At worst case, PH’s 2020 GDP seen shrinking at fastest pace since 1985

Published by rudy Date posted on May 13, 2020

By: Ben O. de Vera – Reporter, Philippine Daily Inquirer, 13 May 2020

MANILA, Philippines — The country’s economic managers have projected gross domestic product (GDP) to contract year-on-year during all four quarters of 2020 to bring full-year contraction to 2-3.4 percent.

This was the latest projection of the Cabinet-level Development Budget Coordination Committee (DBCC), which met on Tuesday to revisit the macroeconomic assumptions and targets in light of the COVID-19 pandemic.

In a statement Wednesday, the Department of Budget and Management (DBM), which chairs the DBCC, said that estimates of the state planning agency National Economic and Development Authority (Neda) had shown potential output losses of about P2.4 trillion or 9.4 percent of GDP this year, as the domestic and global economy grappled with not only the health but also socioeconomic fallout caused by the disease.

Budget Secretary Wendel E. Avisado told the Inquirer that the DBCC’s full-year GDP projection was based on expectations that nominal GDP during the first to fourth quarters would all shrink.
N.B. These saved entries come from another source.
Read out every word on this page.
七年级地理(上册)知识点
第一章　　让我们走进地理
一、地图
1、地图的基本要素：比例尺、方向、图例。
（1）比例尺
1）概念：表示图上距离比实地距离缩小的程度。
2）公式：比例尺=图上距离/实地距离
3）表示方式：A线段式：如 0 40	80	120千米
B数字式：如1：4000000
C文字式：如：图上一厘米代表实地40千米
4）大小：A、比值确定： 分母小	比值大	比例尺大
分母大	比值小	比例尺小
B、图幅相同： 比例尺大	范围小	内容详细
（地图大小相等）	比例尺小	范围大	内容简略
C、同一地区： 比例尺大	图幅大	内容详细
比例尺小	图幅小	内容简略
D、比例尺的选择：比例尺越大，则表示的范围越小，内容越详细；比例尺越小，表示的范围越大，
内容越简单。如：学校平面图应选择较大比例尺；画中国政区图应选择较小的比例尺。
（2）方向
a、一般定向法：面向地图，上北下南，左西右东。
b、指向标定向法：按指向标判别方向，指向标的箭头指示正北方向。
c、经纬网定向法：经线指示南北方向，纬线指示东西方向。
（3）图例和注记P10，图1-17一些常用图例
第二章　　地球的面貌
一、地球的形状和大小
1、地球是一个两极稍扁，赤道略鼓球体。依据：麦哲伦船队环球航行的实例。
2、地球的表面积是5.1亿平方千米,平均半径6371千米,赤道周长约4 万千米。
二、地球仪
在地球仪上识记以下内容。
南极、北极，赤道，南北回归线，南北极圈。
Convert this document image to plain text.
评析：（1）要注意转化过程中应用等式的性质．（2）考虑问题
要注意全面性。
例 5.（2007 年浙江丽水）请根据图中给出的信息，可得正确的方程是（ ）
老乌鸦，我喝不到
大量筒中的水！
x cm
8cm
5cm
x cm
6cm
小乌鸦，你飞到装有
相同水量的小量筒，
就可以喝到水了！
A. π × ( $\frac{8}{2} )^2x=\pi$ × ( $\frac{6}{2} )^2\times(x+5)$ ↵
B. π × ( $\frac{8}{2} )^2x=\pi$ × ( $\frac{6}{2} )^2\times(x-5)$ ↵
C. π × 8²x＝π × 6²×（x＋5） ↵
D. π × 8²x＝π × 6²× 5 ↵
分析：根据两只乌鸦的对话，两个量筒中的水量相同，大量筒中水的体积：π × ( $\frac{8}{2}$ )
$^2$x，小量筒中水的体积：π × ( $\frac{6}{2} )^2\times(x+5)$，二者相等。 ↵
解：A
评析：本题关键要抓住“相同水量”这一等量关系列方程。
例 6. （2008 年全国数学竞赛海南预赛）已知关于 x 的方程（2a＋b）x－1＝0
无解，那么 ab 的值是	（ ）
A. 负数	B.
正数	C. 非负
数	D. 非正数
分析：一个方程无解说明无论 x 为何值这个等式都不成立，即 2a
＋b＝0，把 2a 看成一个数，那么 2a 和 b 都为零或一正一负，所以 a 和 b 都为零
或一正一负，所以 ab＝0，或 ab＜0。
At the most optimistic end of the DBCC projection of 2-percent GDP contraction, 2020 would be the first time since 1998’s 3-percent annual decline that the Philippines shall experience a recession.

In 1998, the Philippines reeled from the 1997-1998 Asian financial crisis as well as the dry spell due to El Niño—and despite it being an election year that saw former president Joseph Estrada catapulted to the highest post in the land.

But at the worst case of 3.4-percent economic contraction in 2020, the Philippines’ GDP would fall at its fastest pace since 1985.

GDP figures provided by National Statistician Claire Dennis B. Mapa to the Inquirer last week showed that the Philippine economy also declined by 0.4 percent in 1991—during the Corazon Aquino presidency, as the country then grappled with the power crisis that had resulted in nationwide “blackouts,” on top of the Gulf War fallout; and in 1984 and 1985 by 7 percent and 6.9 percent, respectively—the waning years of the Ferdinand Marcos dictatorship struggling with a debt crisis before he was ejected out of Malacañang through the peaceful Edsa People Power Revolution in 1986.